Is there a defense you think you'd favor as a Rithmatist? Either in a duel, the Melee, or at Nebrask? Do you think you'd be more offensive, or defensive? Would you favor chalklings or Lines of Vigor for attacks?
What style chalklings do you think you'd have? Melody made fantasy creatures, Fitch tended towards people, Nalizar made monsters. Do you think you'd tend towards a type?
OOooo, nobody ever asks me Rithmatist questions.
I think I'm reasonably good at eyeballing dimensions, but I got a bend towards symmetry, so I'd probably not be fast with a 9-point. The Eskridge and Matson defenses are 8-pointers though, with the Eskridge being more suited to a melee and the Matson for a duel. I'd probably favor the Matson in a pinch 'cause it's fast to draw.
I think I'd create a lot of fat octopus chalklings for defense, 'cause there's a strategic mobility advantage in those long tentacles, even if the body is anchored to a point. Not sure what I'd use for attack... probably something I can draw a lot of, very quickly, so I can try to Zerg Rush my opponent while using my octochalklings and Vigor lines to hold back their attacks. Millipedes, maybe, with lots of fast legs and pincers.
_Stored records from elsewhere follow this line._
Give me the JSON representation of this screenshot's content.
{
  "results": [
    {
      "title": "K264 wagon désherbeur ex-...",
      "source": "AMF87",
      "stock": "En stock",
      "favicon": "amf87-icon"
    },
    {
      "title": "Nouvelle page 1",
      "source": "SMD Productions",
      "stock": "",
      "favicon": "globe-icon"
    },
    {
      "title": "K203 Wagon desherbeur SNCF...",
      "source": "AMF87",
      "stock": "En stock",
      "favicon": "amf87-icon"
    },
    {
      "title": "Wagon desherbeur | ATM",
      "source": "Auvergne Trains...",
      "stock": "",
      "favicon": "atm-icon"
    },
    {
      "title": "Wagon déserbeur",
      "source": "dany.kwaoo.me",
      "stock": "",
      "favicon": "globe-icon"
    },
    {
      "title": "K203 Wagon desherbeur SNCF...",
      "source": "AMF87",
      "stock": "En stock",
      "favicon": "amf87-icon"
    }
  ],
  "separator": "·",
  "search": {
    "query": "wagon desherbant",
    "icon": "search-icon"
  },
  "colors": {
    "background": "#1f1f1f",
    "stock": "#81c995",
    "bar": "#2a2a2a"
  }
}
I've just realized my side of the field is all bugs and tentacles. I think I might be a thematic bad guy. Or worse, the bad guy's henchman.
Now I wanna see you and Isaac Stewart in a Rithmatic duel... or maybe fighting with Aons.
Really? No one asks you Rithmatist questions? I just finished a re-read. I love that book. Did you have to learn a lot of math to draw it all? Or did you know the math already? Or did you just draw it with the explanation and forget all the math?
I'm pretty sure I've deduced that the Line of Silencing is based on the involute of a circle, the way a Line of Warding is based on a circle marked by the significant points of a triangle...
I think the Rithmatist will be a lot more popular when we've got another book in the basket. Brandon has a very good idea for the second novel, but it involves getting into imaginary revisions of actual history and cultures with living descendants, and he's looking to be careful as he does that.
I'm actually not responsible for any of the mathy bits of the novel, Brandon designed every defense and wrote all the rules and descriptions himself. My job was to take his diagrams and drawings from MS Paint to finished renders.
Because I rendered the illustrations in Photoshop, it helped to ensure that the geometry was perfect. Flawless circles, razor-straight lines, symmetry and point-placement clocked and locked. I could have done the same thing with compass and ruler, but it was significantly easier to build geometric shapes in-system and then texture and revise.
I got to be nice and creative with chalklings, but that's my place on the team. When it comes to the rules and the math, that's 100% Brandon.